Sure enough, when Dick looks down again, he finally pulls his eyes from the photo long enough to note the neat text beneath it marking the month and year, and Dick, age seven.
There are so many pages behind it. He somehow forgot he was holding an entire scrapbook, but now that he’s remembered, Dick can’t stop himself from flipping through.

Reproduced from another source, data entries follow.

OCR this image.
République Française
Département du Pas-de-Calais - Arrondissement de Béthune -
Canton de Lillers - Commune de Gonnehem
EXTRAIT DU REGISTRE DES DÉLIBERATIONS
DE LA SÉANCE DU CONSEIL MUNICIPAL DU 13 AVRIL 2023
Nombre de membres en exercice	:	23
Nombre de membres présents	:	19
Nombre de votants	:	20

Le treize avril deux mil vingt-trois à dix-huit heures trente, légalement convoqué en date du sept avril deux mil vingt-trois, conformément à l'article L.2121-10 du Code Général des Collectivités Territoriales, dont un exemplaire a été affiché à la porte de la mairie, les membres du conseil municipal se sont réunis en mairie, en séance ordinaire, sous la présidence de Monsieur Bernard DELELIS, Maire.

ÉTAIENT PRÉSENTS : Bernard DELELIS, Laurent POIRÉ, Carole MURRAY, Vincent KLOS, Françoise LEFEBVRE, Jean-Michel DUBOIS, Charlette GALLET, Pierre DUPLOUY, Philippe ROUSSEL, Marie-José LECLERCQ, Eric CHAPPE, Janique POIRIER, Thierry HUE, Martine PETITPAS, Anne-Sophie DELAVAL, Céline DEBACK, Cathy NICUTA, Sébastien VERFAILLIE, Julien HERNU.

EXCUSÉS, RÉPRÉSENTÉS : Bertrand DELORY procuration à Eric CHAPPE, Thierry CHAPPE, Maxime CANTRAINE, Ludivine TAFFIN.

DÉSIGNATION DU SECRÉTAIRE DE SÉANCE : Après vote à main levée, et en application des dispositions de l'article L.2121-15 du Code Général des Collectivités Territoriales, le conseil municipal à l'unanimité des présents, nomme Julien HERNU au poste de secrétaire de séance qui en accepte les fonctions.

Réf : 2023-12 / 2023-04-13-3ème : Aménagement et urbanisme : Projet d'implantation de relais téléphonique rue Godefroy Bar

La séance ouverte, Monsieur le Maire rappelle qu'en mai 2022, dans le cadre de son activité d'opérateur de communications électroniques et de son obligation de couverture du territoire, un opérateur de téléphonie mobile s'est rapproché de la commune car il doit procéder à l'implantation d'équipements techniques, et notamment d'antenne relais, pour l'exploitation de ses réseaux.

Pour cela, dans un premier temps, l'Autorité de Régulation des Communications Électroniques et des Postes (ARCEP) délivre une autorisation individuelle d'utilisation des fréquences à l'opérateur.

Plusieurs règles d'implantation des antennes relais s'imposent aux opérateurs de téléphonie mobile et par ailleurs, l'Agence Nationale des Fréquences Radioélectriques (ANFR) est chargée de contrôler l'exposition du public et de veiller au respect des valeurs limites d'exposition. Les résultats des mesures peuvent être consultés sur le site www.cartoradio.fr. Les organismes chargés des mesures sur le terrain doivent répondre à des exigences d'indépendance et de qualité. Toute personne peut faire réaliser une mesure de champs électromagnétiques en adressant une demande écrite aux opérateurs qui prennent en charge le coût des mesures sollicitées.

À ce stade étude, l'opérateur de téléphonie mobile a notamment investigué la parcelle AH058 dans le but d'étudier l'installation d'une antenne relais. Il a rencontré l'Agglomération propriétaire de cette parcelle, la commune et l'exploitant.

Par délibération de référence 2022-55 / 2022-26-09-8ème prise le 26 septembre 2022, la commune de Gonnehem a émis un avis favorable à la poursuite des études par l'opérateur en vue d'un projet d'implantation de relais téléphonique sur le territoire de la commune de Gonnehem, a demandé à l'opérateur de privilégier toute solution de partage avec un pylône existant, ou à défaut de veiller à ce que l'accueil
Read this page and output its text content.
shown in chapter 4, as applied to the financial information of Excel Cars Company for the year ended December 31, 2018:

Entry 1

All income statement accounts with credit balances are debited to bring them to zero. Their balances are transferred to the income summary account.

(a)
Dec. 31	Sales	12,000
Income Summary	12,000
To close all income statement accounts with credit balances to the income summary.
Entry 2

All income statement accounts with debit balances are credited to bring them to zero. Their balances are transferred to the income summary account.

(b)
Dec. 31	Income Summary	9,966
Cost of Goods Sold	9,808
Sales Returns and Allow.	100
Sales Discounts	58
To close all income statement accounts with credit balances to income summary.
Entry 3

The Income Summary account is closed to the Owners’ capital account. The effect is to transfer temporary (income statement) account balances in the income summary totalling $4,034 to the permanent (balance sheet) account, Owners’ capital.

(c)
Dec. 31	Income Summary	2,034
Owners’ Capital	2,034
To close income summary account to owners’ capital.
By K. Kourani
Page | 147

“Anyway, I got in contact with the reporter,” Tim continues above him. He’s like that: reserved when he’s not sure what he has to say is important, but an unstoppable object off his own momentum once you get him started. “He’s in Metropolis now, but he still remembered the photographer he worked with—because the paper didn’t write it, which is really terrible crediting, you know—and he put me in contact with him. And that guy is retired, but he’s retired in Gotham, and it turns out he actually does have a lot of his old, unused film still stored.”
There are a few more pictures that look like the same day, and even more besides: 8-by-ten photos, some polaroids, a few more playbills and fliers, and even a delicate pencil sketch. Dick finds himself wanting to linger on every page, yet needing to flip through and see them all.
“So he let me come by and look through it, and all the film he developed for the paper stayed with the paper and is probably long gone, but they actually spent the whole day there for the article, and he took a bunch of rolls, and he never even developed some of them. So he gave me those—I tried to buy them off him, but when I told him why he insisted I should just take them—and then I developed them myself. It’s really impressive that they’re still so clear, because he stored them so nicely, and…Okay, well one of the rolls I ended up with was actually from some other article and was just a bunch of guys in suits, but the others were the circus, so I developed them as best I can for such old film, and then I picked out the ones that were, you know. You or your parents.”
There’s one of Dick surrounded by the clowns, another with his dad jokingly posing like he’s about to knock a stilt out from under Torrance the stilt-walker.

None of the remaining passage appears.